The number of senior citizens on the waiting lists for entering special nursing homes has sharply declined apparently due to government measures to curb elderly care costs, while the number of elderly who are cast out of necessary nursing care is on the rise, it has been learned.
While there had been 520,000 people who were waiting to be enrolled at special nursing homes for the elderly, the figure has drastically declined in many parts of the country, apparently because of the government's cost-cutting efforts such as raising the financial burden on nursing home users and restricting the use of such homes by those whose levels of necessary care are relatively lower.
According to a Mainichi Shimbun survey on local governments that keep track of the number of elderly people waiting to be enrolled at special nursing homes, between around 2013 and 2016, the figures dropped by 42 percent in Saitama Prefecture, 30 percent in Kitakyushu, 27 percent in Kobe, 16 percent in Yokohama, 13 percent in the city of Okayama, 11 percent each in the Hyogo Prefecture city of Himeji and the Kagawa Prefecture capital of Takamatsu, 9 percent in the city of Hiroshima and 5 percent in Nagasaki Prefecture. The figure in Tokyo also dropped slightly below 20 percent.
In the meantime, those whose level of care needed is low but suffer from such symptoms as wandering about are left outside of nursing care, prompting nursing home officials to point out that the number of "nursing care refugees" is actually on the rise.
As the operators of special nursing homes can receive public funds for the construction of such facilities and the homes are therefore regarded as of a highly public nature, they prioritize accommodating low-income earners and those without relatives over other applicants. Because there are so many applicants for such facilities, it is common for applicants to have to wait for several years before enrollment.
According to a survey by the Tokyoto Koreisha Fukushi Shisetsu Kyogikai (Tokyo council of welfare facilities for the elderly), which comprises special nursing homes, the average number of seniors who are waiting to be accepted into special nursing homes plunged by 17.7 percent per facility in 2015 compared to 2013 -- the first such decline to have been revealed in Tokyo. The survey covered 457 nursing homes between January and February, of which 242 facilities responded.
The aforementioned council attributed the cause of such declines to: elderly people whose required care level is 1 or 2 became basically unable to be accepted into special nursing homes from April 2015; the number of paid nursing homes and serviced housing complexes for the elderly has shot up; and the self-pay burdens on users of special nursing homes increased.
"Those whose level of care needed has been judged to be low but who actually require a great deal of care now have nowhere to go," said council chairman Osamu Nishioka.
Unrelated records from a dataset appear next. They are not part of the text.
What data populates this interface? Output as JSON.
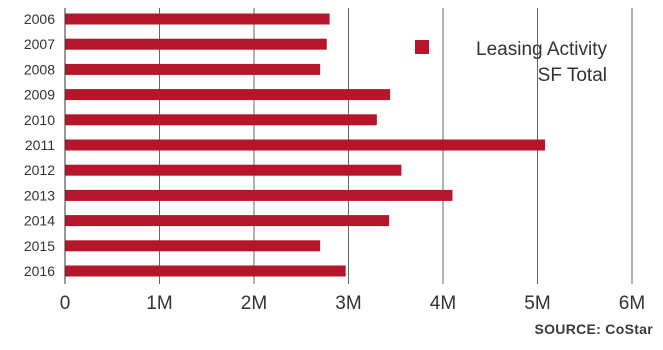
{
  "chart_data": {
    "type": "bar",
    "orientation": "horizontal",
    "categories": [
      "2006",
      "2007",
      "2008",
      "2009",
      "2010",
      "2011",
      "2012",
      "2013",
      "2014",
      "2015",
      "2016"
    ],
    "series": [
      {
        "name": "Leasing Activity SF Total",
        "legend_lines": [
          "Leasing Activity",
          "SF Total"
        ],
        "values": [
          2800000,
          2770000,
          2700000,
          3440000,
          3300000,
          5080000,
          3560000,
          4100000,
          3430000,
          2700000,
          2970000
        ],
        "color": "#b5162b"
      }
    ],
    "x_ticks": [
      0,
      1000000,
      2000000,
      3000000,
      4000000,
      5000000,
      6000000
    ],
    "x_tick_labels": [
      "0",
      "1M",
      "2M",
      "3M",
      "4M",
      "5M",
      "6M"
    ],
    "xlim": [
      0,
      6000000
    ],
    "grid": {
      "vertical": true,
      "horizontal": false,
      "color": "#666666"
    },
    "legend": {
      "position": "top-right"
    },
    "title": "",
    "xlabel": "",
    "ylabel": ""
  },
  "source": "SOURCE: CoStar",
  "colors": {
    "bar": "#b5162b",
    "text": "#333333",
    "grid": "#666666",
    "axis": "#333333"
  }
}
A 60-year-old woman in the Chubu region takes care of her 84-year-old mother with dementia. Because her mother was judged to be in need of level 2 care, however, there is no prospect of her mother being accommodated into any special nursing home. She laments about the current welfare situation, saying, "Where can I have my mom accepted?" -- as her mother can't do any household chores and can't be left home alone.
An official at the Division of the Support for the Elderly at the Ministry of Health, Labor and Welfare explains, "The reason why we have decided to prioritize (accommodating) those whose levels of care required are 3 or upper is because we wanted the limited resources to be spent upon people who really need nursing care."